Methods: For this purpose, we used primary microglial cultures derived from a humanized microglia-specific conditional P2X7R knockout mouse line to emulate different gene-environment interactions between microglial hP2X7R and molecular proxies of psychosocial and pathogen-derived immune stimuli. Microglial cultures were subjected to treatments with the agonists 2'(3')-O-(4-benzoylbenzoyl)-ATP (BzATP) and lipopolysaccharides (LPS) combined with specific P2X7R antagonists (JNJ-47965567, A-804598).
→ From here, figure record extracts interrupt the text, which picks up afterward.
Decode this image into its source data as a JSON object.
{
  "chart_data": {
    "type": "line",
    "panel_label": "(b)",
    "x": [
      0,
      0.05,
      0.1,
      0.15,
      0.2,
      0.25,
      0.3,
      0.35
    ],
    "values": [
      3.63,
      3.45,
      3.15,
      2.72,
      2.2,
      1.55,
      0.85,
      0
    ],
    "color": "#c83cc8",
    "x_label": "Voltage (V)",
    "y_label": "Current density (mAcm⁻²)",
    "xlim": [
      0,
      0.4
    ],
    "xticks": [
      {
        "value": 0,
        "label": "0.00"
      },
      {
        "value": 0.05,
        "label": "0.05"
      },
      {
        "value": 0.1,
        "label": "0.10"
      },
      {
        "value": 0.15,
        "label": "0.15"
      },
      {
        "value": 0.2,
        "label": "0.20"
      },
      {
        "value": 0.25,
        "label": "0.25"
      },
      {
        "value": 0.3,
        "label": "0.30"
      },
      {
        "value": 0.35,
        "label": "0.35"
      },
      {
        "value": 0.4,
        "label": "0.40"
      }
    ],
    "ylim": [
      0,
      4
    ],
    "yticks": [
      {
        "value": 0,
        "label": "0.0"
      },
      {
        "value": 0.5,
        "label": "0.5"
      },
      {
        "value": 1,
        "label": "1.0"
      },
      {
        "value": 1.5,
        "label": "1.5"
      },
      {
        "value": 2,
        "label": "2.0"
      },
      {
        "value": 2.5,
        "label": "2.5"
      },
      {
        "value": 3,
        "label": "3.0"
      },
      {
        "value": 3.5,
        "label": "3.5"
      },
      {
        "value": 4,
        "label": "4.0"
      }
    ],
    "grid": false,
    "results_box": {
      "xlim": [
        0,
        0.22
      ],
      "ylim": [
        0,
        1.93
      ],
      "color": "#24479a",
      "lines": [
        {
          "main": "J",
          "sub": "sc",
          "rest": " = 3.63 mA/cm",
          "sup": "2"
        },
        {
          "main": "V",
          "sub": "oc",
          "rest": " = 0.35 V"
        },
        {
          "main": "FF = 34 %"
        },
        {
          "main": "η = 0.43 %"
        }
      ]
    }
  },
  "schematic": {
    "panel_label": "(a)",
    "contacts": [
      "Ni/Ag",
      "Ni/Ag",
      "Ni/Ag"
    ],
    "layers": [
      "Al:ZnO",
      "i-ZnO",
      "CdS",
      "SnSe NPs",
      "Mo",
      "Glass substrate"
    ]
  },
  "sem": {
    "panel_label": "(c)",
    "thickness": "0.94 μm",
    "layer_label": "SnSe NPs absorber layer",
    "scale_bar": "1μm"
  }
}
Results: Morphotyping revealed overall high baseline activation due to the in vitro conditions. Both BzATP and LPS + BzATP treatment increased round/ameboid microglia and decreased polarized and ramified morphotypes. This effect was stronger in hP2X7R-proficient (CTRL) compared to knockout (KO) microglia. Aptly, we found antagonism with JNJ-4796556 and A-804598 to reduce round/ameboid microglia and increase complex morphologies only in CTRL but not KO microglia. Single cell shape descriptor analysis confirmed the morphotyping results. Compared to KO microglia, hP2X7R-targeted stimulation in CTRLs led to a more pronounced increase in microglial roundness and circularity along with an overall higher decrease in aspect ratio and shape complexity. JNJ-4796556 and A-804598, on the other hand, led to opposite dynamics. In KO microglia, similar trends were observed, yet the magnitude of responses was much smaller. Parallel assessment of 10 cytokines demonstrated the proinflammatory properties of hP2X7R. Following LPS + BzATP stimulation, IL-1 beta, IL-6, and TNFa levels were found to be higher and IL-4 levels lower in CTRL than in KO cultures. Vice versa, hP2X7R antagonists reduced proinflammatory cytokine levels and increased IL-4 secretion.
Discussion: Taken together, our results help disentangle the complex function of microglial hP2X7R downstream of various immune stimuli. In addition, this is the first study in a humanized, microglia-specific in vitro model identifying a so far unknown potential link between microglial hP2X7R function and IL-27 levels.